Heartbleed affects OpenSSL, one of the key technologies used to encrypt data online. It allows attackers to retrieve sensitive information such as usernames, passwords and credit card details from servers running the software. While OpenSSL is not used by the likes of Google, Microsoft and Apple, it’s a popular choice for countless companies large and small.
A hacker making use of the Heartbleed vulnerability can “fish” for random chunks of data on a vulnerable server. While these chunks are small, the process can be repeated again and again, and leaves no trace of any breach. The data packets returned to the hacker could include log in details, private information, email messages and even encryption keys. Those keys are particularly important, allowing a hacker to successfully emulate the site in question, leaving no clue that it isn’t genuine.
Investigative journalist and security researcher Brian Krebs has posted in depth about the exploit. He tells Fortune: “Attackers can steal the ‘keys to the kingdom,’ as it were — the private encryption keys that websites use to encrypt and decrypt all communications with visitors. As broad-scale Internet vulnerabilities go, this one is about as dangerous as it gets. While there are probably fewer than a half million sites that are vulnerable right now, many of the vulnerable sites have millions or even hundreds of millions of users.”
Krebs points to online lists and tools that can be used to test for Heartbleed. Big-name portals such as Yahoo, Flickr, OKCupid, Zoho, 500px, Imgur and even the F.B.I. were identified as being vulnerable as the news broke. Many sites have now put fixes in place — as of Wednesday morning, Yahoo says it has rolled out an upgrade for the majority of its sites. E-mail servers and instant messenger communications are also at risk.
For any company that has a presence on the web and uses OpenSSL, this means an urgent round of upgrading and patching — or an urgent call to the relevant web hosting firm. The latest version of OpenSSL fixes Heartbleed, but a lengthy and involved process of renewing security certificates and resetting encryption keys is also required. Even when the bug has been eradicated, there’s no knowing how much data was lost in the interim, and the repercussions could be felt for years to come.
“Many Internet users will probably be asked at least once this week to change their passwords at various sites,” Krebs says. “Affected website administrators have to replace the private keys and certificates for their OpenSSL installations after patching the bug. And since this exploit for many sites seems to leaves few traces behind, many organizations will probably want to be on the safe side and will be advising users to change their passwords as well.”
As far as end users are concerned, there’s not much choice but to sit it out and avoid affected sites until an update has been rolled out.
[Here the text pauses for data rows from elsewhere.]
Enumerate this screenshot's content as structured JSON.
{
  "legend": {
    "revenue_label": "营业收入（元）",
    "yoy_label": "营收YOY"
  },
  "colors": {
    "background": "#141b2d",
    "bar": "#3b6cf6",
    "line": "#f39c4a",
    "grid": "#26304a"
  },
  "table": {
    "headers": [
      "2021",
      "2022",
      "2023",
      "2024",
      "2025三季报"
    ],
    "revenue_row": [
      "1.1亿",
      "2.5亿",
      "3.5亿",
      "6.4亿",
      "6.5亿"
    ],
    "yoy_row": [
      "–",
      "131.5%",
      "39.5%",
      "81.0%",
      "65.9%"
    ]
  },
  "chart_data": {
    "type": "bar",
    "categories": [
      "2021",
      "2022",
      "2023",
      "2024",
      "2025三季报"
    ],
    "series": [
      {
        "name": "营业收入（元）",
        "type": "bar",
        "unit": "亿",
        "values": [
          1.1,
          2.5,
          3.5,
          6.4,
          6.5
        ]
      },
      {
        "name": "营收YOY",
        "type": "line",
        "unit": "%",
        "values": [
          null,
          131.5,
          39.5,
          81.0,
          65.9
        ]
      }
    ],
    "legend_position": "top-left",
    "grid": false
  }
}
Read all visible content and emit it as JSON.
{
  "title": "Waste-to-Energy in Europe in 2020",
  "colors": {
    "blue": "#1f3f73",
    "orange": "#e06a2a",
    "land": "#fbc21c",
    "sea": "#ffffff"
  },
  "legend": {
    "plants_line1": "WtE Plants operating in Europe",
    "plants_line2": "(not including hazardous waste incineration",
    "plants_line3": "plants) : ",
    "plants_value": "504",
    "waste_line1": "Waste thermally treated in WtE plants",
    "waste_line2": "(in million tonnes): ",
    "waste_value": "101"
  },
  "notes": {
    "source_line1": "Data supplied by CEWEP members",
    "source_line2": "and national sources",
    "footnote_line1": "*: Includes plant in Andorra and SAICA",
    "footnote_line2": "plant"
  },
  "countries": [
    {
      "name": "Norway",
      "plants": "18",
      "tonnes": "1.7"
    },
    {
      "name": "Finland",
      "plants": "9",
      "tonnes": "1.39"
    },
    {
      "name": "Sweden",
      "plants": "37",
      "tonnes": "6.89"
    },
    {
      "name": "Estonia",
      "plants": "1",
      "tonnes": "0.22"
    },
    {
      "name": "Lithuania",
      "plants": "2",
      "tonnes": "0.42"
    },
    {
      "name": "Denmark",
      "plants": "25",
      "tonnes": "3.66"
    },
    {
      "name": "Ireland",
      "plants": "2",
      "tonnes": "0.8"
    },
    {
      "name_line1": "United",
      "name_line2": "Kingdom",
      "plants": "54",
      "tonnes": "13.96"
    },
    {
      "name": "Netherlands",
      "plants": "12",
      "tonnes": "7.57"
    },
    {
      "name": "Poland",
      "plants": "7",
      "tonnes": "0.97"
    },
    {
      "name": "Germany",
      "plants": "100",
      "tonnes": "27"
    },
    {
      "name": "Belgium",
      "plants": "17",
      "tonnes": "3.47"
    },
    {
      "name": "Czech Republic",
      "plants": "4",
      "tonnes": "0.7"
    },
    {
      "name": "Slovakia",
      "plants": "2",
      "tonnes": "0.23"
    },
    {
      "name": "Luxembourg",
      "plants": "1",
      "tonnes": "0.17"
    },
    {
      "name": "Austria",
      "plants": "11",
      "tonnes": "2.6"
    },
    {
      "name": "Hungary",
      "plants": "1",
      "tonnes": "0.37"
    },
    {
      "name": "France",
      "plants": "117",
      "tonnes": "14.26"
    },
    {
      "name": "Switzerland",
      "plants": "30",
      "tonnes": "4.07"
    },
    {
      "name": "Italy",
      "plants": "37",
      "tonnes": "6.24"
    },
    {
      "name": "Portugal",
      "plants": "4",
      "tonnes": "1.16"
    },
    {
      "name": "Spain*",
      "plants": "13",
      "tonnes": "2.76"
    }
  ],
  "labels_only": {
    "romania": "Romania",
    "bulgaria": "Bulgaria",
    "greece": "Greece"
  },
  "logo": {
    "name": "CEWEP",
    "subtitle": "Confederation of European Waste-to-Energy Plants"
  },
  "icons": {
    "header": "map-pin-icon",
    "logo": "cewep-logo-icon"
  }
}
Resetting passwords will help to shore up the breach, but only after the sites in question have been upgraded. The usual common sense approaches — keeping a close eye on credit card bills and watching for suspicious activity online — are among the best steps to staying safe.
“People often joke that ‘Oh, perhaps we should stay off the Internet’ in response to certain threats, but in this case I think that may not be a horrible idea,” Krebs says. “If you happen to log in to a site that is vulnerable, there is a more than trivial chance that some attacker will steal your credentials . . . the problem is that it’s not readily apparent to the end user which sites are fine and which are still vulnerable.”
The bug was first spotted by coders working for Google and Codenomicon, who posted an information page online and christened the vulnerability “Heartbleed” because it takes advantage of a common OpenSSL extension called Heartbeat. “Your popular social site, your company’s site, commerce site, hobby site, site you install software from or even sites run by your government might be using vulnerable OpenSSL,” warns the announcement.
This week, IT managers across the globe will be working feverishly to get their systems up to date, and praying that no one took advantage of Heartbleed. The most worrying part? They may never know.